The problem for General Dunford, the commander of American and allied forces here, is that most Americans no longer seem to believe that the United States needs the war in Afghanistan.
In an interview with The New York Times on Sunday that he had requested, General Dunford, 58, sought to counter an abundance of disheartening news recently about the war and to make a case for why American troops need to stay in Afghanistan after the NATO combat mission ends next year. A central theme in his pitch: Americans will not be fighting and dying here after 2014. Afghans are already doing most of the fighting, he said, and by the end of next year “the actual fighting on a day-to-day basis will all be done by Afghans.”
Still, “Afghan forces, at the end of 2014, won’t be completely independent,” he said. “Our presence post-2014 is necessary for the gains we have made to date to be sustainable.”
American forces will be critical behind the scenes for at least another three or four years, he said, to help Afghans master the nuts-and-bolts of running a military: logistics, intelligence analysis, developing the air force. “We’re not talking about putting people on the ground, in harm’s way,” General Dunford said.
For American generals, running the war effort in Afghanistan has always been as much a diplomatic sales job as a battlefield command. Most often, that has meant managing President Hamid Karzai, whose occasional anti-American outbursts have included a threat to join the Taliban and calling Americans demons.
But a steady drumbeat of bad news has forced General Dunford to turn his attention to the home front in an effort to counter the spreading perception that the war is a failed enterprise.
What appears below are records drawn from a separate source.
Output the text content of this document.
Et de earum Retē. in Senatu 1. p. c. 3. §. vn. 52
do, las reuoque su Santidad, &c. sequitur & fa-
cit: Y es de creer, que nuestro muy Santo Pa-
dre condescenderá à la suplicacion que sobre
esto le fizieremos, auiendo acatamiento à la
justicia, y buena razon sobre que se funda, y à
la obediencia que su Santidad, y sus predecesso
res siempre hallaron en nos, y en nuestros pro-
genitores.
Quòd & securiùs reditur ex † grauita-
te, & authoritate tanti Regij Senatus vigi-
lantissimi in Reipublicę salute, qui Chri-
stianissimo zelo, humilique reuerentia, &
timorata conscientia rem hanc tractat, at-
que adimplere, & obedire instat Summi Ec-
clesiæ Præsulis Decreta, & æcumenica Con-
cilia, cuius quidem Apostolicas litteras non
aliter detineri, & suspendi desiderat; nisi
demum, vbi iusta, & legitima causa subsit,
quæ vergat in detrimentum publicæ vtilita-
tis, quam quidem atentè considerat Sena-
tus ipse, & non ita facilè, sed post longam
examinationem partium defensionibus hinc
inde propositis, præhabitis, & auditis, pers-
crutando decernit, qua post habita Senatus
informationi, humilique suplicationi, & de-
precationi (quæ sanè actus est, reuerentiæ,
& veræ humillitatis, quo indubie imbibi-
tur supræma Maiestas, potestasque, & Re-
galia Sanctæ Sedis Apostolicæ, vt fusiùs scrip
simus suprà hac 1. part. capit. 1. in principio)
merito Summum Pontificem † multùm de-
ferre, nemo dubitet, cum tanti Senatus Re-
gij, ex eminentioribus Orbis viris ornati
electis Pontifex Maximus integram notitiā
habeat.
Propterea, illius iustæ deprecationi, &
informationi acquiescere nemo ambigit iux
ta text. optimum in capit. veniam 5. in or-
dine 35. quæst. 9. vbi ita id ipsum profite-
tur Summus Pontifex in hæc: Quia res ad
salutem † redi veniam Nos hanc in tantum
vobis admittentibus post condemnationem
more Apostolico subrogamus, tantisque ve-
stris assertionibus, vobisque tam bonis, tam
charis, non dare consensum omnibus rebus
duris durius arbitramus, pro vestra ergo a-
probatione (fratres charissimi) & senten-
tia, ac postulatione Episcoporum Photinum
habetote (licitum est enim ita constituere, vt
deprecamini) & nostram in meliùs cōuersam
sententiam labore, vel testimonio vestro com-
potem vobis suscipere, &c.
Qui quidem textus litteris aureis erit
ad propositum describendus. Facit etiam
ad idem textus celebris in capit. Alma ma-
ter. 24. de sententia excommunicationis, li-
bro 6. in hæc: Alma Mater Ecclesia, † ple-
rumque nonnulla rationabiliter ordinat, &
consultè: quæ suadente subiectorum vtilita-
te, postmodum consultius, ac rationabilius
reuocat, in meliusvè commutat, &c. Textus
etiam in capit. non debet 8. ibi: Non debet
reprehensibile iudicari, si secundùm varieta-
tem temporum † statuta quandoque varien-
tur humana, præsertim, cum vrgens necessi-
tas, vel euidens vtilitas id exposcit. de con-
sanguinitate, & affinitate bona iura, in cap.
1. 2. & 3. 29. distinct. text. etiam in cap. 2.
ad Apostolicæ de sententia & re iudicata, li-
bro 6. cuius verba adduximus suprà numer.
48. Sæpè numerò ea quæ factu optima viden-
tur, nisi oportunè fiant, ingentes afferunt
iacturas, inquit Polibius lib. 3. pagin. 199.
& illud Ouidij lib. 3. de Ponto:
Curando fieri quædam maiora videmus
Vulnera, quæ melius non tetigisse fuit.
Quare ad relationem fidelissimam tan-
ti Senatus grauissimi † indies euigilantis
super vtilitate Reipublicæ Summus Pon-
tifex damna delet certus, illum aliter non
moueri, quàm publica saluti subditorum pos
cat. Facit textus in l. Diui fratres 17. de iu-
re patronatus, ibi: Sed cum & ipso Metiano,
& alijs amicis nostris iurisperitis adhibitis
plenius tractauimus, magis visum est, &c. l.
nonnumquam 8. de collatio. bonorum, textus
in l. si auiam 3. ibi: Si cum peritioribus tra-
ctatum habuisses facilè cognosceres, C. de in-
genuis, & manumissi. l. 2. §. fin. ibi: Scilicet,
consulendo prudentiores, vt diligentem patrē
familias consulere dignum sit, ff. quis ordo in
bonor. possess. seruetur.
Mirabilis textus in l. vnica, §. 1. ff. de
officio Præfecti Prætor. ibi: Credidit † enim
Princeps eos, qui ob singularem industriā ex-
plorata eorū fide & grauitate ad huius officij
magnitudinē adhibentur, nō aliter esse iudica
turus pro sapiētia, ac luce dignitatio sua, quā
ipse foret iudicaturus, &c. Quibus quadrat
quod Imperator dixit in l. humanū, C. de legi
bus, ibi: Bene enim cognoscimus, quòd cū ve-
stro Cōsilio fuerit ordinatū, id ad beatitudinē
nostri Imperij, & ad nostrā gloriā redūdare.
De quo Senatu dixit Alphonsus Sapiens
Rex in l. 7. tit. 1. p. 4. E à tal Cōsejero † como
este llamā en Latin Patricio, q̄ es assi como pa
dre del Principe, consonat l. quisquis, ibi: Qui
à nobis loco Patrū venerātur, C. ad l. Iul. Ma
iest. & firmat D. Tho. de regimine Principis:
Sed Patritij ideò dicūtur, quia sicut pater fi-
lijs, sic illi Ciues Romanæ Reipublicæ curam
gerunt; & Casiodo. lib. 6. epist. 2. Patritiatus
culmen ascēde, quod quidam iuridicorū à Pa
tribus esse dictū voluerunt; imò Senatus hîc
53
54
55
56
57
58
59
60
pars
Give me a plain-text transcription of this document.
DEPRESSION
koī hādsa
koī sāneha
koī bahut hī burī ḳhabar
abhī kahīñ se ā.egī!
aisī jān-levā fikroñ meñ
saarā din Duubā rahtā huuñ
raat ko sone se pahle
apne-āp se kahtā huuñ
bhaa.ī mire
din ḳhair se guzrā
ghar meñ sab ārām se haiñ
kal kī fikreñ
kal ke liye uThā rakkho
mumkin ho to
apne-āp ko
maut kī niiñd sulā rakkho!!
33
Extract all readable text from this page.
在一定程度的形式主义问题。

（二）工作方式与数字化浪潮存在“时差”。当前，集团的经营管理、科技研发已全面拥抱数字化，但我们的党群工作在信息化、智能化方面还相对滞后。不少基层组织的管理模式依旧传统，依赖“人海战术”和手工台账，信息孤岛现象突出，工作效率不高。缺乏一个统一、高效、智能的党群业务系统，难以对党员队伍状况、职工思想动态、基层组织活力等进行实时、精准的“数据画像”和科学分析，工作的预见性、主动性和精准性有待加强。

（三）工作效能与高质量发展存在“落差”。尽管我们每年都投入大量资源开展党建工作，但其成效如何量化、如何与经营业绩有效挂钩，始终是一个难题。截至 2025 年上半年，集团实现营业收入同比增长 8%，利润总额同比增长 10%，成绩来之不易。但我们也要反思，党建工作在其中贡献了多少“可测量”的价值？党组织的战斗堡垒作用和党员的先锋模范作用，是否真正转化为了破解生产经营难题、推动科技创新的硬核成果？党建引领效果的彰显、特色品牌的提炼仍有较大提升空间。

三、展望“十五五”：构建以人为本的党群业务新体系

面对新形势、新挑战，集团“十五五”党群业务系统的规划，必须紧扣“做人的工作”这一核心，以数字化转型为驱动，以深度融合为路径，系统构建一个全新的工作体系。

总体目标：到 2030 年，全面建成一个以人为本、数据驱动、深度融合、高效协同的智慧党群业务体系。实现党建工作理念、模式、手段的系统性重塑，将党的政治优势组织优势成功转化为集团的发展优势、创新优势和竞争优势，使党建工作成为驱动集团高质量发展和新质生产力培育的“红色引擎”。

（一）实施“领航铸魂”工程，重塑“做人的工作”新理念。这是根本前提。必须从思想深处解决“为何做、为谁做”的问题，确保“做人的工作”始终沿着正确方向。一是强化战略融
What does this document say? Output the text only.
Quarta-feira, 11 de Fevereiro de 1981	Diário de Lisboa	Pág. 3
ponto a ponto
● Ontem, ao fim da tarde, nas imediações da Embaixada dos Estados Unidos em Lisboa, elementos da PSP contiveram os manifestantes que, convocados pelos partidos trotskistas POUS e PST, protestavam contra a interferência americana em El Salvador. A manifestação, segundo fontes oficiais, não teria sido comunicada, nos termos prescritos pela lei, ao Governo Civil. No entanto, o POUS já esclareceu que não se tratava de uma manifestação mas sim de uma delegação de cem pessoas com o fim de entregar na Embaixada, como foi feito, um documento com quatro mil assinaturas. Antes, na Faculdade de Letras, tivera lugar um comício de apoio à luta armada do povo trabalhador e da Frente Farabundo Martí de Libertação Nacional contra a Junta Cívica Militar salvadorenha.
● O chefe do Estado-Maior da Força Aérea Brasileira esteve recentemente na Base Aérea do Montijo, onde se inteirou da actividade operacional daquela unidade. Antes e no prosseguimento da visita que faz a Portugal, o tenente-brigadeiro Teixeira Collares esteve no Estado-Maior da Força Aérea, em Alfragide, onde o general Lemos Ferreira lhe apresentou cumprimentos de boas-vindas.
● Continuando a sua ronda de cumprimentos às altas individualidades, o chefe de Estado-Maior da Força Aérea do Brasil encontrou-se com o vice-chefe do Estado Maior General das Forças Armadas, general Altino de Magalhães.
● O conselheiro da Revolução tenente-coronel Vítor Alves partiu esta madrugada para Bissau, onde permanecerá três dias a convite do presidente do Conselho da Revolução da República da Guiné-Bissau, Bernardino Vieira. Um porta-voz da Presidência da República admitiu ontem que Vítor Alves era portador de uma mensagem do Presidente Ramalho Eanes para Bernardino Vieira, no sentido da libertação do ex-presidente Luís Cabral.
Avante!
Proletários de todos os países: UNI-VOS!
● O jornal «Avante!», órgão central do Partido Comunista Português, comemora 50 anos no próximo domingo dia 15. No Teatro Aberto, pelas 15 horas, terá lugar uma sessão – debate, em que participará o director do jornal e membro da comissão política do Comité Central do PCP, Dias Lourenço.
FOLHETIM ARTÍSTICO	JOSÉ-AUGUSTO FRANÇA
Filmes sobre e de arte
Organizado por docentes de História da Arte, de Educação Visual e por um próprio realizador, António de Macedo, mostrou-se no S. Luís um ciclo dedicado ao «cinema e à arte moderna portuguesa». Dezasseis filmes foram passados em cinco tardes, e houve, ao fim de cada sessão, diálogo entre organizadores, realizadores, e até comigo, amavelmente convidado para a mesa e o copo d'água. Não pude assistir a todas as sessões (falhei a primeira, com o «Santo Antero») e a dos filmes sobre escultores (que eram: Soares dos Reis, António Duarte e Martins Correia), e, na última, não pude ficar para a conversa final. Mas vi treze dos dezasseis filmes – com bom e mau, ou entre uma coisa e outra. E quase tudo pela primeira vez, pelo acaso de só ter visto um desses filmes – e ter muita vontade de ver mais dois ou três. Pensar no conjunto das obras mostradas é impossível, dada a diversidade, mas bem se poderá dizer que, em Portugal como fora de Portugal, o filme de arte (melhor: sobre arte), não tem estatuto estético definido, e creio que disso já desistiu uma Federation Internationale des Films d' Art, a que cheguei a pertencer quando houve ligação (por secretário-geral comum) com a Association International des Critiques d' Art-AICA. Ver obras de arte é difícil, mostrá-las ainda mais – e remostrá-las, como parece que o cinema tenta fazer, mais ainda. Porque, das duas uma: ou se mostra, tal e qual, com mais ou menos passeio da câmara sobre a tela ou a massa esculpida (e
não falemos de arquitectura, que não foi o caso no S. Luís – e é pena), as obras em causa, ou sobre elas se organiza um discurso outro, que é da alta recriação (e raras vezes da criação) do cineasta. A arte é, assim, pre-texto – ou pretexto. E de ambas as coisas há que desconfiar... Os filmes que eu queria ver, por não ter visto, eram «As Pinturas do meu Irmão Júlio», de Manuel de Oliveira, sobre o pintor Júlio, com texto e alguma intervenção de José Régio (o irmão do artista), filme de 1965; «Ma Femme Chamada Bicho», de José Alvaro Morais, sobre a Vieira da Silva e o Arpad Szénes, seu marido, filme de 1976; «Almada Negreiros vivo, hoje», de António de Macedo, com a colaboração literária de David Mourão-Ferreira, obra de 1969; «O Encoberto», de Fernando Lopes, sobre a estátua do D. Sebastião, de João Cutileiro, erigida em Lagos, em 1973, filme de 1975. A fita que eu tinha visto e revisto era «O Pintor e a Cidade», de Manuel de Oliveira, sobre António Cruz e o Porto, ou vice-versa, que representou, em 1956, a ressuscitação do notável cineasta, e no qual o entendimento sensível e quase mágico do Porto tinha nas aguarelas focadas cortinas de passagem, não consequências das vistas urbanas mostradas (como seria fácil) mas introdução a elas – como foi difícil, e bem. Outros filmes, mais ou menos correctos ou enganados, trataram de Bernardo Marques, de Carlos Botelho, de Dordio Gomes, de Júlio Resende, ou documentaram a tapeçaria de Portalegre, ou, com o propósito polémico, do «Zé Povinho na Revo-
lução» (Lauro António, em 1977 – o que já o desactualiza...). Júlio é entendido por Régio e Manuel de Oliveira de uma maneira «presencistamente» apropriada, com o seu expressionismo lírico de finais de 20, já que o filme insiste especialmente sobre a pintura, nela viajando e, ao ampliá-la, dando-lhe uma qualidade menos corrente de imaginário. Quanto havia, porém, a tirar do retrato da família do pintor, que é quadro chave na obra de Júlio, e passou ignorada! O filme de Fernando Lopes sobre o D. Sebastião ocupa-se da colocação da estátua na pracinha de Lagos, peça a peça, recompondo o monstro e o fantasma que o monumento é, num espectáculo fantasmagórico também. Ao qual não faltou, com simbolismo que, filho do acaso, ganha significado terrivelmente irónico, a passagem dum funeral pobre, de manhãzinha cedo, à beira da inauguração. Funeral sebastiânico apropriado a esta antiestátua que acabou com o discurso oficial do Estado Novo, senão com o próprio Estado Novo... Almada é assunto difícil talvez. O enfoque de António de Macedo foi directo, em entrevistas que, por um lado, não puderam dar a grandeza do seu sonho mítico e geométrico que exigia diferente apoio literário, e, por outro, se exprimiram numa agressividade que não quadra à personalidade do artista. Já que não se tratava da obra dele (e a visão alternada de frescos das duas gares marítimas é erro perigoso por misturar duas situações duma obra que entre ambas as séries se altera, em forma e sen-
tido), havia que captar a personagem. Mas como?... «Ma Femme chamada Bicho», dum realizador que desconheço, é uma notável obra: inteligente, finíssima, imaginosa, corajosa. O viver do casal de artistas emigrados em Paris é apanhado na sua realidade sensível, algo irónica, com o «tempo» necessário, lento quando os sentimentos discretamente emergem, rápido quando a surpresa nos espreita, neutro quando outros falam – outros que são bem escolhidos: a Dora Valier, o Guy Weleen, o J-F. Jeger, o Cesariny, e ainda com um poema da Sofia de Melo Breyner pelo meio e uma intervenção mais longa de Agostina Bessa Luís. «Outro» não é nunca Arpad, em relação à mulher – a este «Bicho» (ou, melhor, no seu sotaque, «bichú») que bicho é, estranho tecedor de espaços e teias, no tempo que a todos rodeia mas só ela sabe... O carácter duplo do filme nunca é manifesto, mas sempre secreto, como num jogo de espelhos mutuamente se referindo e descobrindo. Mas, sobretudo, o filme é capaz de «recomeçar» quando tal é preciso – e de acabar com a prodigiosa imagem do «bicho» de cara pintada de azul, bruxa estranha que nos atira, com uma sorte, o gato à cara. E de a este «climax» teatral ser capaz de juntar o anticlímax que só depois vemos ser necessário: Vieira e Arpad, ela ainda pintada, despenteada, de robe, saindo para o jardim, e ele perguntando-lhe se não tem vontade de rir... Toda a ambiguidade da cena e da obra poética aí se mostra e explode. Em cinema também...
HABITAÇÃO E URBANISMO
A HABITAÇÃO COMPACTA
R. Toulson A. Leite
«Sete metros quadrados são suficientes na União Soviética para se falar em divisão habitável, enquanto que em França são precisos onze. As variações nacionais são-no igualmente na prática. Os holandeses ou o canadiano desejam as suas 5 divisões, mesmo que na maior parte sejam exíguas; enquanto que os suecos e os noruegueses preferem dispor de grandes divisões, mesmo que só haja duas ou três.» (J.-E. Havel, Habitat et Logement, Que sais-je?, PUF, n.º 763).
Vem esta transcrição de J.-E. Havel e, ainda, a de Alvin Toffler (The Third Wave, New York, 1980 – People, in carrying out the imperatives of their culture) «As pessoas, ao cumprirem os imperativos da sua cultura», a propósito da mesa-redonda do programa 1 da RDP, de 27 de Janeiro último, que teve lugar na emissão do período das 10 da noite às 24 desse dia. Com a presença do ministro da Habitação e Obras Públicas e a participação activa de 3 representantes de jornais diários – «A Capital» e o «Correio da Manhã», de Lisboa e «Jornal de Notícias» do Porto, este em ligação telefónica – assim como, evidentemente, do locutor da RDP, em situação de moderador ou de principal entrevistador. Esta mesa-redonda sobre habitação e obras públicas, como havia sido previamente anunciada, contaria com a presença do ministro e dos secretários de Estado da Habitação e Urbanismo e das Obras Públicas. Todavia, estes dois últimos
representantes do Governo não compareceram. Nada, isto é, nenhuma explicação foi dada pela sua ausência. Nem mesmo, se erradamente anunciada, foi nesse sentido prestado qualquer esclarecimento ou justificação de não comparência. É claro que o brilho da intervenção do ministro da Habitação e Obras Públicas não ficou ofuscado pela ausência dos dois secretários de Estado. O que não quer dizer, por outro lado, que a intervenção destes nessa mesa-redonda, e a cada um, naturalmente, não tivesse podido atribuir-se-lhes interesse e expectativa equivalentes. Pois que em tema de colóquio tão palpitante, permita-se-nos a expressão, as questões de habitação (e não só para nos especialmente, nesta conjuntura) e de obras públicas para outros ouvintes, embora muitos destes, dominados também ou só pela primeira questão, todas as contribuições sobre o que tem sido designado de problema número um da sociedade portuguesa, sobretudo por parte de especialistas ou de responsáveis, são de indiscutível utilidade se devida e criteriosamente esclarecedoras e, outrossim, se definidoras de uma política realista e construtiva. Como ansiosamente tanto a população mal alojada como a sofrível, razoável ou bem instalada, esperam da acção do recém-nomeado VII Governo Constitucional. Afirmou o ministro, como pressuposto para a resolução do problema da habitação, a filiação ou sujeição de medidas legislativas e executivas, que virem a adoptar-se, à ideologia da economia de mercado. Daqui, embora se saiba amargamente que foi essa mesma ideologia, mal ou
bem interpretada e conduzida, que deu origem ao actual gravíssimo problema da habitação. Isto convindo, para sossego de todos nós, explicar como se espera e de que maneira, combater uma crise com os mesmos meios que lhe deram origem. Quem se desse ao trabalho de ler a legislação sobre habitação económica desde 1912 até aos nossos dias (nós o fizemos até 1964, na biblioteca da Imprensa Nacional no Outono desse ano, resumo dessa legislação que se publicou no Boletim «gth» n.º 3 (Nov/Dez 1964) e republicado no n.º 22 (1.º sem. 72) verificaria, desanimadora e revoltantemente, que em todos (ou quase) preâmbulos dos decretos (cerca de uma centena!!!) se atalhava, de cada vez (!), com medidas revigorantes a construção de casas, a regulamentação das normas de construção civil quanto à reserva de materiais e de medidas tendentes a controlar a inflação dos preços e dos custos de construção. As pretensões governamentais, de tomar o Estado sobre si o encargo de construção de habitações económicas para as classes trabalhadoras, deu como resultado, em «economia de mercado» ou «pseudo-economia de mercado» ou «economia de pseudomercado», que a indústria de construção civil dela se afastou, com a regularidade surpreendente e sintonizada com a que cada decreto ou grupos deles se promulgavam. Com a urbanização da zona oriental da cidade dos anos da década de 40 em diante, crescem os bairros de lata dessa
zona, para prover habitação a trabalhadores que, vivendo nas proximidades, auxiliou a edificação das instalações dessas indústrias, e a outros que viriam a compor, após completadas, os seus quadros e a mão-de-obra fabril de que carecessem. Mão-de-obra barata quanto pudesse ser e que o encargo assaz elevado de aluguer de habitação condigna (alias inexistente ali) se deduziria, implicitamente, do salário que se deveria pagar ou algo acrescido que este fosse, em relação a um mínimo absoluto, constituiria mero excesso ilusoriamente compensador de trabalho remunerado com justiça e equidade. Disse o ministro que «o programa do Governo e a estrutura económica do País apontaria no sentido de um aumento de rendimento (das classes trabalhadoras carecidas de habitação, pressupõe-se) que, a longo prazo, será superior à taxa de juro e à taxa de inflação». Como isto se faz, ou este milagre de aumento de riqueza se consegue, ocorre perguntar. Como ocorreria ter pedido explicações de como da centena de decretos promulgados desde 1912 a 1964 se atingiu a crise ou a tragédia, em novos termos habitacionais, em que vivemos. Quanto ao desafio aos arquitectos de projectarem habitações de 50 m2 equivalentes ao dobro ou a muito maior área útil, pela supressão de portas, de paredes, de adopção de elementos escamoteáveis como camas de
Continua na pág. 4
An ABC News/Washington Post poll released last week found that only 28 percent of Americans think the war is worth fighting.
Among the developments from Afghanistan that are fueling the disillusionment was a botched effort by the United States to open peace talks with the Taliban, which prompted Mr. Karzai to angrily suspend negotiations on a long-term security deal that would keep Americans here after 2014. Then there was the anti-American tirade by Mr. Karzai’s chief of staff, and an ugly spat over whether the United States should pay Afghanistan $70 million in fees to get its equipment out of the country.
The response within the Obama administration has been a renewed debate on the so-called zero option — pulling out all American troops when the NATO combat mission here ends next year. Congress has also jumped into the fray with a Senate measure to withhold $5 in aid for every $1 Afghanistan charges the United States to move the equipment.
The poor poll numbers “reflect the noise that’s been out there for the last 60 days,” the general said, asserting that ground realities were better than portrayed in news reports. With the summer fighting season now almost half over, he said, Afghan forces “have proven very resilient.”
He described Al Qaeda, the reason the United States came to Afghanistan, as a shell of its former self, with only about 75 members in Afghanistan, and most of them too busy trying to stay alive to plan attacks in the West.
But keeping Al Qaeda on the margins would require American Special Operations Forces to remain after 2014 alongside regular troops focused on training, General Dunford said.